Strong Cannes slate reflects renewed vibrancy in diverse market
By Nick Holdsworth
MOSCOW -- Hungarian filmmakers are celebrating their biggest presence at Cannes in 20 years with four films in official selection.
Hungary, lead by Gyorgy Palfi's controversial "Taxidermia" in the Un Certain Regard section, is part of one of the 59th festival's most noticeable trends, with other Eastern European directors also set to make waves in and around the Croisette.
"Everybody in the film community is very happy in Hungary, even if none of the films is in the main competition," "Taxidermia" producer Peter Miskolczi said.
Hungary's 2004 film law, which allows for 20% tax credits for films shot in the country in addition to more generous government subsidies for local production, were driving forces behind the strength of films this year, Miskolczi said.

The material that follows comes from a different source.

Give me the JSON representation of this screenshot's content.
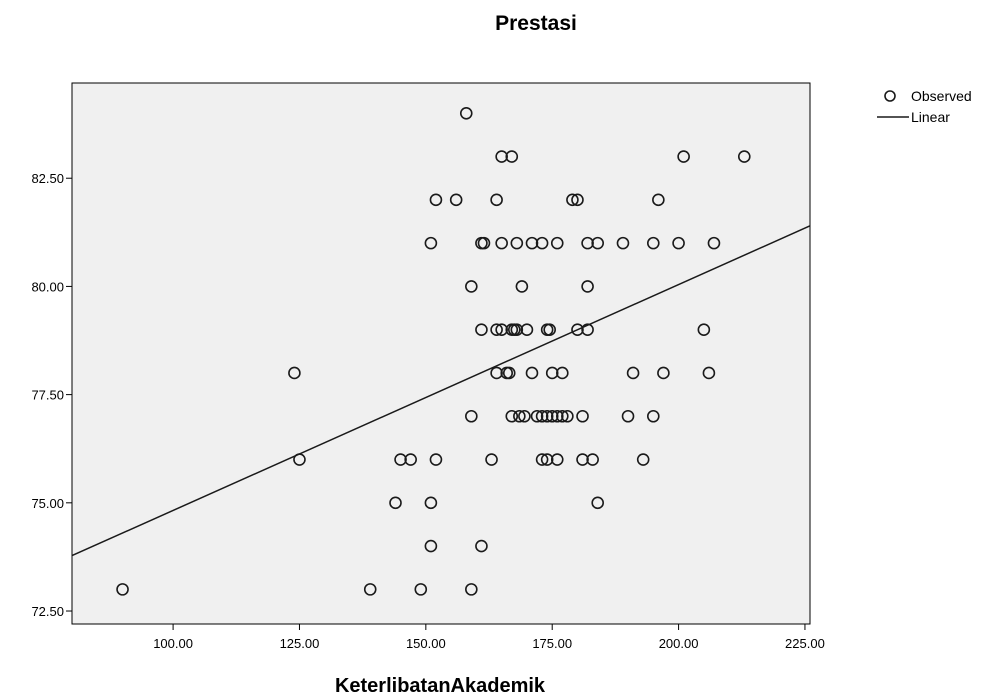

"The other element is the freshness of the young generation. All the three Cannes candidates are around 30, they think differently about film and audiences. They are free in their ideas, they can work without pressure," he added.
The vitality of work from Eastern Europe has not escaped Cannes artistic director Thierry Fremaux. At April's Paris Grand Hotel festival press launch, he said that apart from the strength of Latin American film across all festival sections -- which this year largely replaces the strong run of Asian fare in recent years -- film from Europe's old Warsaw Pact countries were the clearest geographical trend.

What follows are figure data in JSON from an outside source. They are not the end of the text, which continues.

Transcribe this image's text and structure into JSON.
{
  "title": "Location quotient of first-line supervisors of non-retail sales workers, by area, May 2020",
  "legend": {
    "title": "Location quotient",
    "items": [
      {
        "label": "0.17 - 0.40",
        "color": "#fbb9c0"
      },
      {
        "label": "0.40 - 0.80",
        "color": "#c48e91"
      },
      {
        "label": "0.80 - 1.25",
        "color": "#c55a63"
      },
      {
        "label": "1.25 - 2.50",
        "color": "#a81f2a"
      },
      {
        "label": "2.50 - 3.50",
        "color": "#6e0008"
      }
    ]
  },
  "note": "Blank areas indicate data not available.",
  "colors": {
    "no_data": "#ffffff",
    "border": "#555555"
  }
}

"Taxidermia," which in February won the Hungarian national film week awards held in Budapest, is one of a number of Eastern European productions in Un Certain Regard's 24-strong program.
A deliberately shocking odyssey through 40 years of communism as seen through the perverted focus of three generations of self-obsessed men, "Taxidermia" -- which fiercely divided critics at its February premiere in Budapest -- is likely to make waves at Cannes.

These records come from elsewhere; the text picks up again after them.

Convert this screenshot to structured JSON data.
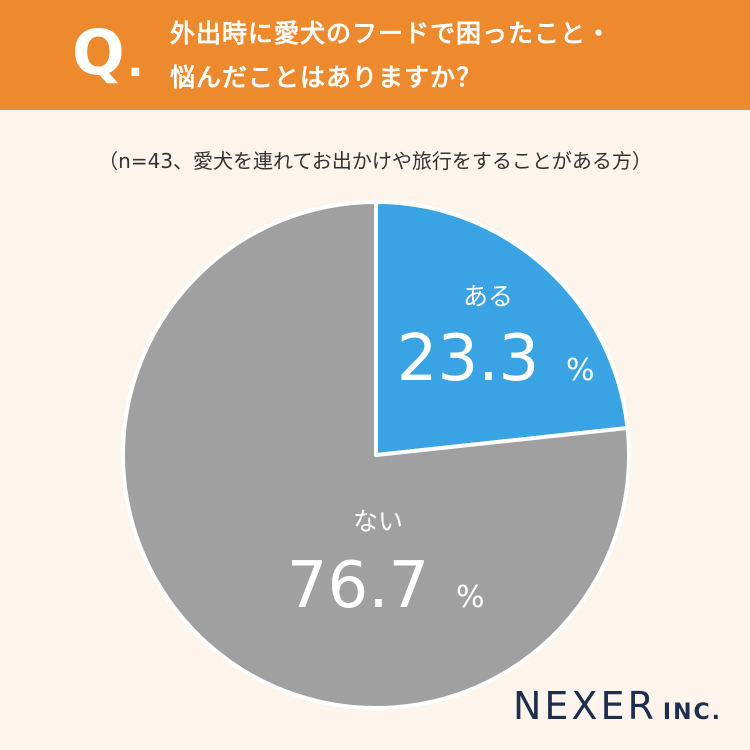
{
  "header": {
    "q_letter": "Q",
    "q_dot": ".",
    "question_line1": "外出時に愛犬のフードで困ったこと・",
    "question_line2": "悩んだことはありますか？"
  },
  "note": "（n=43、愛犬を連れてお出かけや旅行をすることがある方）",
  "chart_data": {
    "type": "pie",
    "start_angle_deg": 0,
    "direction": "clockwise",
    "slices": [
      {
        "label": "ある",
        "value": 23.3,
        "value_text": "23.3",
        "unit": "%",
        "color": "#3aa3e3"
      },
      {
        "label": "ない",
        "value": 76.7,
        "value_text": "76.7",
        "unit": "%",
        "color": "#a0a0a0"
      }
    ]
  },
  "logo": {
    "main": "NEXER",
    "sub": "INC.",
    "color": "#1f2d50"
  },
  "colors": {
    "header_bg": "#ee8a2e",
    "background": "#fdf4ec",
    "slice_border": "#ffffff"
  }
}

World sales agents Fortissimo Films will put on market screenings to capitalize on the significant international interest the film has generated, Miskolczi said, adding that Benelux rights to the film -- shot on a budget of €2 million ($2.5 million) -- already have been sold to the Netherlands' Contact Film.
Also in Un Certain Regard is Polish director Slawomir Fabicki's "Retrieval" (Z Odzysku), a hard-hitting story of 19-year-old Wojtek, who, battling to support his Ukrainian lover Katja and her child, is forced to enter into a dark underworld.
The €1 million budget film, produced by Piotr Dzieciol of Lodz and Warsaw-based Opus Film, is set in the harsh environs of Poland's derelict coalfields, where poverty drives Wojtek into the arms of small-time gangsters, debt collectors and illicit boxing rings as he fights for dignity and survival.
Ewa Puszczynska, head of development at Opus Film, said that during the festival the company would be looking for an international sales agent for the film and also for Adam Guzinski's "The Boy on a Galloping Horse" (Chlopiec Na Galopujacym Koniu), which will screen in Cannes' Out of Competition section.
Also screening in Un Certain Regard: Lithuania's "You Am I," directed by Kristijonas Vildziunas, whose film "The Lease" was a competition entrant in Venice four years ago; Romania's "Cum Mi-am Petrecut Sfarsiful Lumii" (The Way I Spent the End of the World), a debut by Catalin Mitulescu -- a previous winner of the Shorts Golden Palm; and the French-Russian co-production "977."
Cannes' Critics Week and Directors' Fortnight sidebars also are shining the spotlight on Eastern European films this year.
Hungarian director Agnes Kocsis' debut feature "Fresh Air" (Friss Levego), a study of a woman reunited with her homeless mother that confronts the harsher truths about a society in economic transition, plays in the Critics Week. Her 27-minute film-school short "A Virus" can be found in the Cinefondation's official selection.
Fellow Hungarian director Szabolcs Hajdu's "White Palms" (Feher Tenyer), which won plaudits that included best director at this year's national film week in Budapest, is one of two Eastern European picks for the Directors' Fortnight. A visually stunning story about an Olympic gymnast who goes to Canada to become a coach after his own career ends in injury, Hajdu's third feature is notable for the strong performances of its cast.
Also screening in the Directors' Fortnight is Corneliu Porumboiu's Romanian debut feature "A Fost sau n-a fost?" The ensemble piece, set during the Christmas holidays, reflects on the results of the country's revolution 16 years after dictator Nikolai Ceaucescu was overthrown.
The noncompetitive World Cinema program also offers a feast for lovers of Eastern European film, with its first day devoted to a review of contemporary Russian cinema.